Development of food analytical systems based on the use of immobilized biocatalysts

Abstract

A convenient and rapid analytical system for food components responsible for food quality was developed based on the use of immobilized enzymes and microorganisms. First, an analytical system for superoxide dismutase (SOD) activity was constructed using the combination of an immobilized enzyme with flow-injection analysis (FIA). In this system, the immobilized xanthine oxidase played the role of a generator of superoxide anion; the sampling frequency was about 30 samples/h. Next, a novel analytical format was proposed involving a combination of immobilized enzymes with a 96-well microtiter plate. An alternate and repeated deposition of avidin and biotinylated enzyme was useful for enzyme immobilization with high activity and stability. Immobilized glucose oxidase under the optimized conditions was applicable to glucose determination, and the acitivity was retained during storage for 6 months and 50 successive determinations.

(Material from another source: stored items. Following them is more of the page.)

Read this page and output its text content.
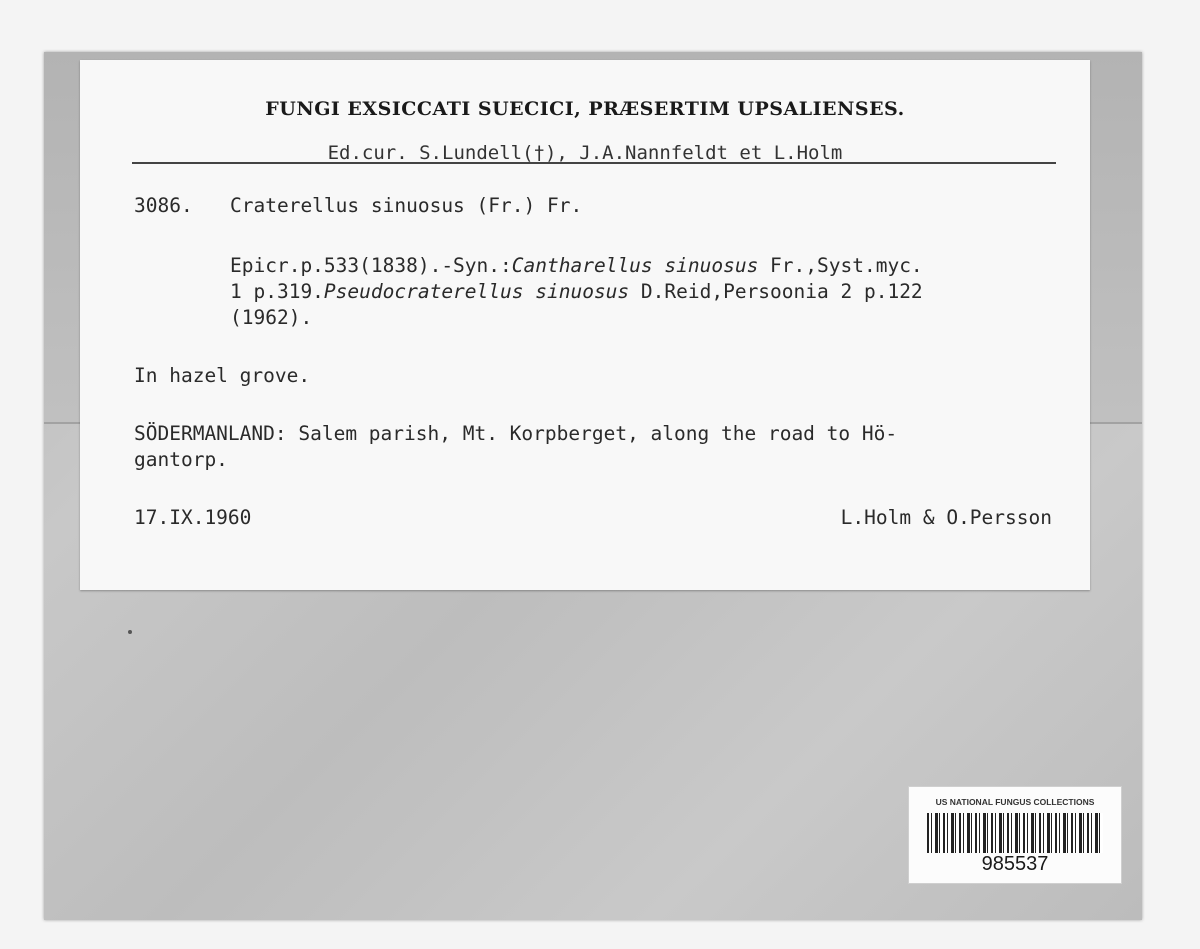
FUNGI EXSICCATI SUECICI, PRÆSERTIM UPSALIENSES.
Ed.cur. S.Lundell(†), J.A.Nannfeldt et L.Holm
3086. Craterellus sinuosus (Fr.) Fr.
Epicr.p.533(1838).-Syn.:Cantharellus sinuosus Fr.,Syst.myc.
1 p.319.Pseudocraterellus sinuosus D.Reid,Persoonia 2 p.122
(1962).
In hazel grove.
SÖDERMANLAND: Salem parish, Mt. Korpberget, along the road to Hö-
gantorp.
17.IX.1960	L.Holm & O.Persson
US NATIONAL FUNGUS COLLECTIONS
985537
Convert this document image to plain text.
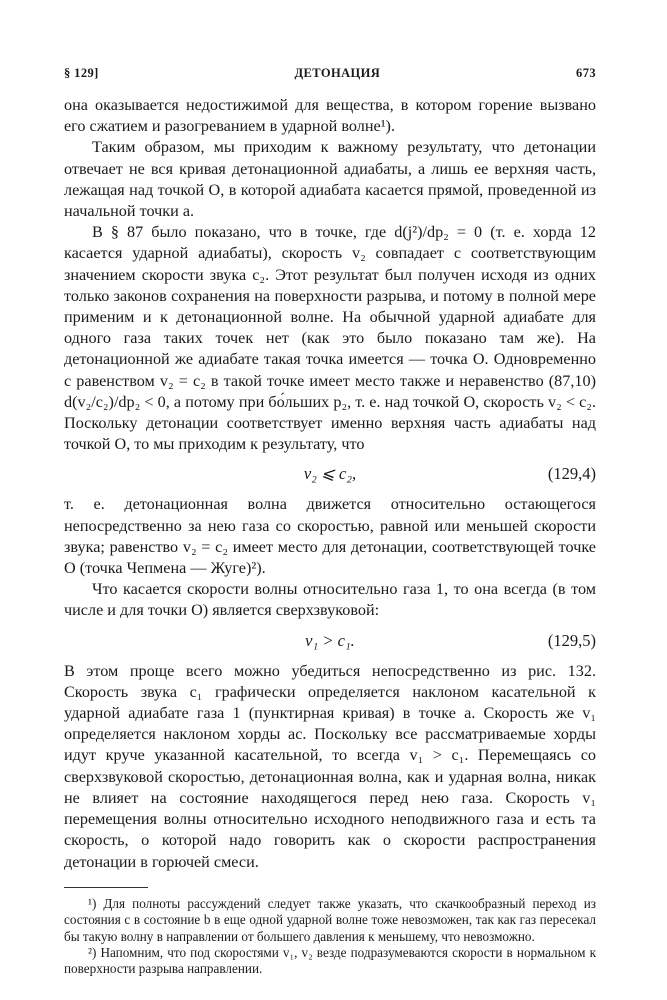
§ 129]	ДЕТОНАЦИЯ	673

она оказывается недостижимой для вещества, в котором горение вызвано его сжатием и разогреванием в ударной волне¹).

Таким образом, мы приходим к важному результату, что детонации отвечает не вся кривая детонационной адиабаты, а лишь ее верхняя часть, лежащая над точкой O, в которой адиабата касается прямой, проведенной из начальной точки a.

В § 87 было показано, что в точке, где d(j²)/dp₂ = 0 (т. е. хорда 12 касается ударной адиабаты), скорость v₂ совпадает с соответствующим значением скорости звука c₂. Этот результат был получен исходя из одних только законов сохранения на поверхности разрыва, и потому в полной мере применим и к детонационной волне. На обычной ударной адиабате для одного газа таких точек нет (как это было показано там же). На детонационной же адиабате такая точка имеется — точка O. Одновременно с равенством v₂ = c₂ в такой точке имеет место также и неравенство (87,10) d(v₂/c₂)/dp₂ < 0, а потому при бо́льших p₂, т. е. над точкой O, скорость v₂ < c₂. Поскольку детонации соответствует именно верхняя часть адиабаты над точкой O, то мы приходим к результату, что

v₂ ⩽ c₂,	(129,4)

т. е. детонационная волна движется относительно остающегося непосредственно за нею газа со скоростью, равной или меньшей скорости звука; равенство v₂ = c₂ имеет место для детонации, соответствующей точке O (точка Чепмена — Жуге)²).

Что касается скорости волны относительно газа 1, то она всегда (в том числе и для точки O) является сверхзвуковой:

v₁ > c₁.	(129,5)

В этом проще всего можно убедиться непосредственно из рис. 132. Скорость звука c₁ графически определяется наклоном касательной к ударной адиабате газа 1 (пунктирная кривая) в точке a. Скорость же v₁ определяется наклоном хорды ac. Поскольку все рассматриваемые хорды идут круче указанной касательной, то всегда v₁ > c₁. Перемещаясь со сверхзвуковой скоростью, детонационная волна, как и ударная волна, никак не влияет на состояние находящегося перед нею газа. Скорость v₁ перемещения волны относительно исходного неподвижного газа и есть та скорость, о которой надо говорить как о скорости распространения детонации в горючей смеси.

¹) Для полноты рассуждений следует также указать, что скачкообразный переход из состояния c в состояние b в еще одной ударной волне тоже невозможен, так как газ пересекал бы такую волну в направлении от большего давления к меньшему, что невозможно.

²) Напомним, что под скоростями v₁, v₂ везде подразумеваются скорости в нормальном к поверхности разрыва направлении.
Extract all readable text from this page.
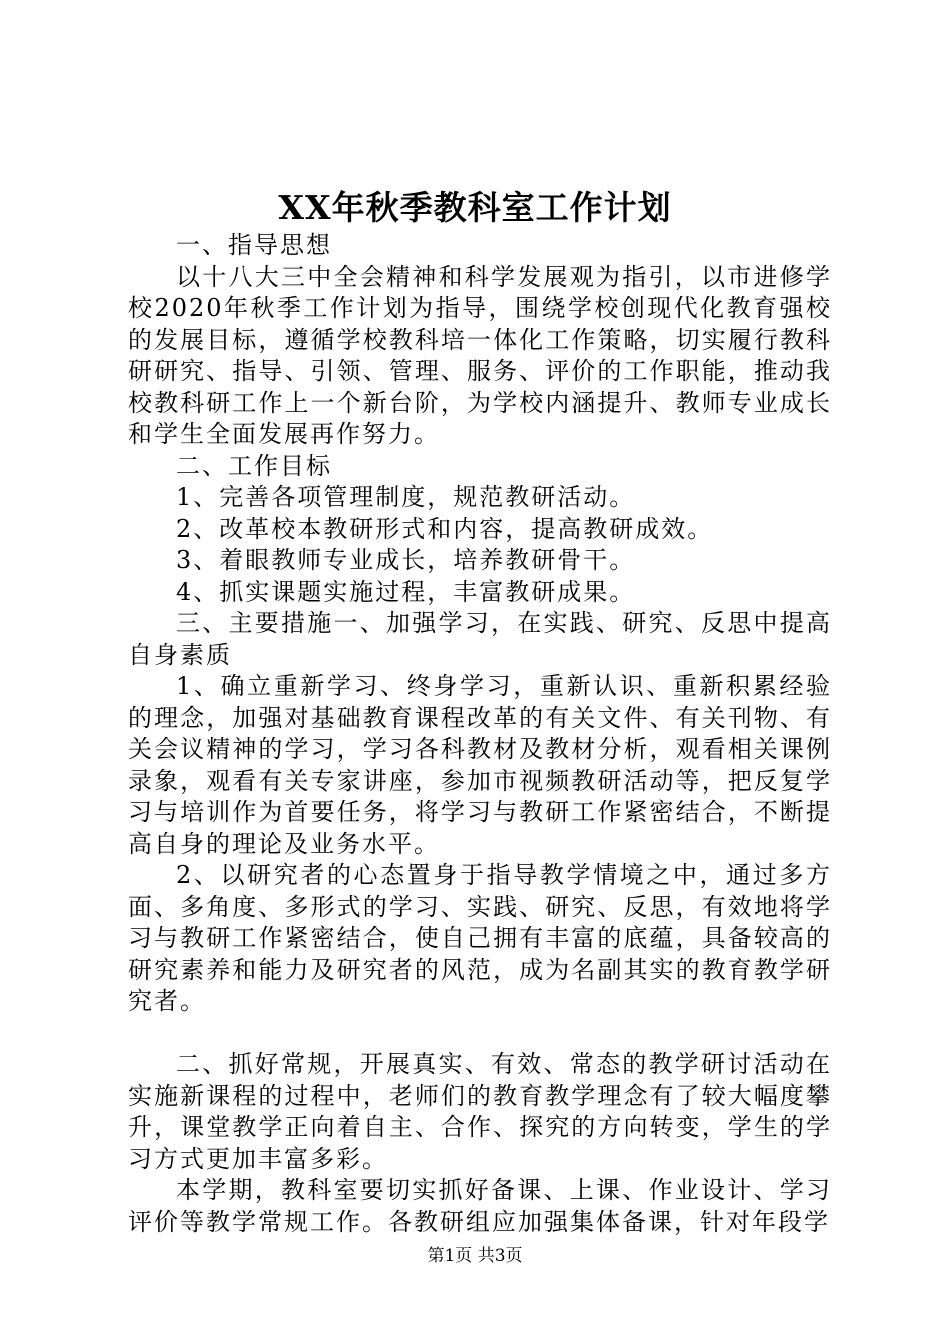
XX年秋季教科室工作计划

一、指导思想

以十八大三中全会精神和科学发展观为指引，以市进修学校2020年秋季工作计划为指导，围绕学校创现代化教育强校的发展目标，遵循学校教科培一体化工作策略，切实履行教科研研究、指导、引领、管理、服务、评价的工作职能，推动我校教科研工作上一个新台阶，为学校内涵提升、教师专业成长和学生全面发展再作努力。

二、工作目标

1、完善各项管理制度，规范教研活动。

2、改革校本教研形式和内容，提高教研成效。

3、着眼教师专业成长，培养教研骨干。

4、抓实课题实施过程，丰富教研成果。

三、主要措施一、加强学习，在实践、研究、反思中提高自身素质

1、确立重新学习、终身学习，重新认识、重新积累经验的理念，加强对基础教育课程改革的有关文件、有关刊物、有关会议精神的学习，学习各科教材及教材分析，观看相关课例录象，观看有关专家讲座，参加市视频教研活动等，把反复学习与培训作为首要任务，将学习与教研工作紧密结合，不断提高自身的理论及业务水平。

2、以研究者的心态置身于指导教学情境之中，通过多方面、多角度、多形式的学习、实践、研究、反思，有效地将学习与教研工作紧密结合，使自己拥有丰富的底蕴，具备较高的研究素养和能力及研究者的风范，成为名副其实的教育教学研究者。

二、抓好常规，开展真实、有效、常态的教学研讨活动在实施新课程的过程中，老师们的教育教学理念有了较大幅度攀升，课堂教学正向着自主、合作、探究的方向转变，学生的学习方式更加丰富多彩。

本学期，教科室要切实抓好备课、上课、作业设计、学习评价等教学常规工作。各教研组应加强集体备课，针对年段学

第1页 共3页
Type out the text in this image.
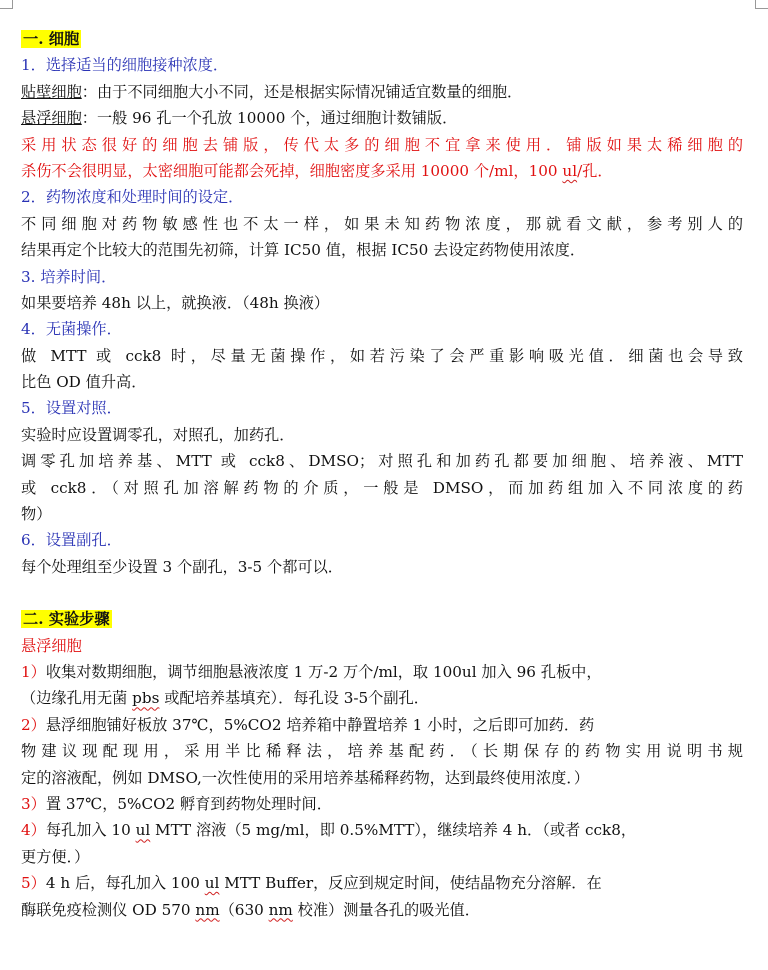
一. 细胞
1．选择适当的细胞接种浓度．
贴壁细胞：由于不同细胞大小不同，还是根据实际情况铺适宜数量的细胞．
悬浮细胞：一般 96 孔一个孔放 10000 个，通过细胞计数铺版．
采用状态很好的细胞去铺版，传代太多的细胞不宜拿来使用．铺版如果太稀细胞的
杀伤不会很明显，太密细胞可能都会死掉，细胞密度多采用 10000 个/ml，100 ul/孔．
2．药物浓度和处理时间的设定．
不同细胞对药物敏感性也不太一样，如果未知药物浓度，那就看文献，参考别人的
结果再定个比较大的范围先初筛，计算 IC50 值，根据 IC50 去设定药物使用浓度．
3. 培养时间．
如果要培养 48h 以上，就换液．（48h 换液）
4．无菌操作．
做 MTT 或 cck8 时，尽量无菌操作，如若污染了会严重影响吸光值．细菌也会导致
比色 OD 值升高．
5．设置对照．
实验时应设置调零孔，对照孔，加药孔．
调零孔加培养基、MTT 或 cck8、DMSO；对照孔和加药孔都要加细胞、培养液、MTT
或 cck8．（对照孔加溶解药物的介质，一般是 DMSO，而加药组加入不同浓度的药
物）
6．设置副孔．
每个处理组至少设置 3 个副孔，3-5 个都可以．
二. 实验步骤
悬浮细胞
1）收集对数期细胞，调节细胞悬液浓度 1 万-2 万个/ml，取 100ul 加入 96 孔板中，
（边缘孔用无菌 pbs 或配培养基填充）．每孔设 3-5个副孔．
2）悬浮细胞铺好板放 37℃，5%CO2 培养箱中静置培养 1 小时，之后即可加药．药
物建议现配现用，采用半比稀释法，培养基配药．（长期保存的药物实用说明书规
定的溶液配，例如 DMSO,一次性使用的采用培养基稀释药物，达到最终使用浓度．）
3）置 37℃，5%CO2 孵育到药物处理时间．
4）每孔加入 10 ul MTT 溶液（5 mg/ml，即 0.5%MTT），继续培养 4 h．（或者 cck8，
更方便．）
5）4 h 后，每孔加入 100 ul MTT Buffer，反应到规定时间，使结晶物充分溶解．在
酶联免疫检测仪 OD 570 nm（630 nm 校准）测量各孔的吸光值．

The ability of microorganisms to recognize a given group of substances is useful for exploiting novel analytes. An example was indicated by the development of a rapid and convenient analytical system for short-chain fatty acids using immobilized Arthrobacter nicotiana-FIA. A sample throughput of 20 samples/h was achieved, and the obtained response showed a linear correlation with the total concentration of C4 0 to C12 - 0. The response was also partly related to the somatic cell count in raw-milk samples (n = 150), suggesting that the system should be applicable to detecting mastitis milk. The application of immobilized Psuedomonas putida to the determination of organic acids in wine is also described, in which the relationship between the specificity and the carbon sources used in the growth medium was investigated.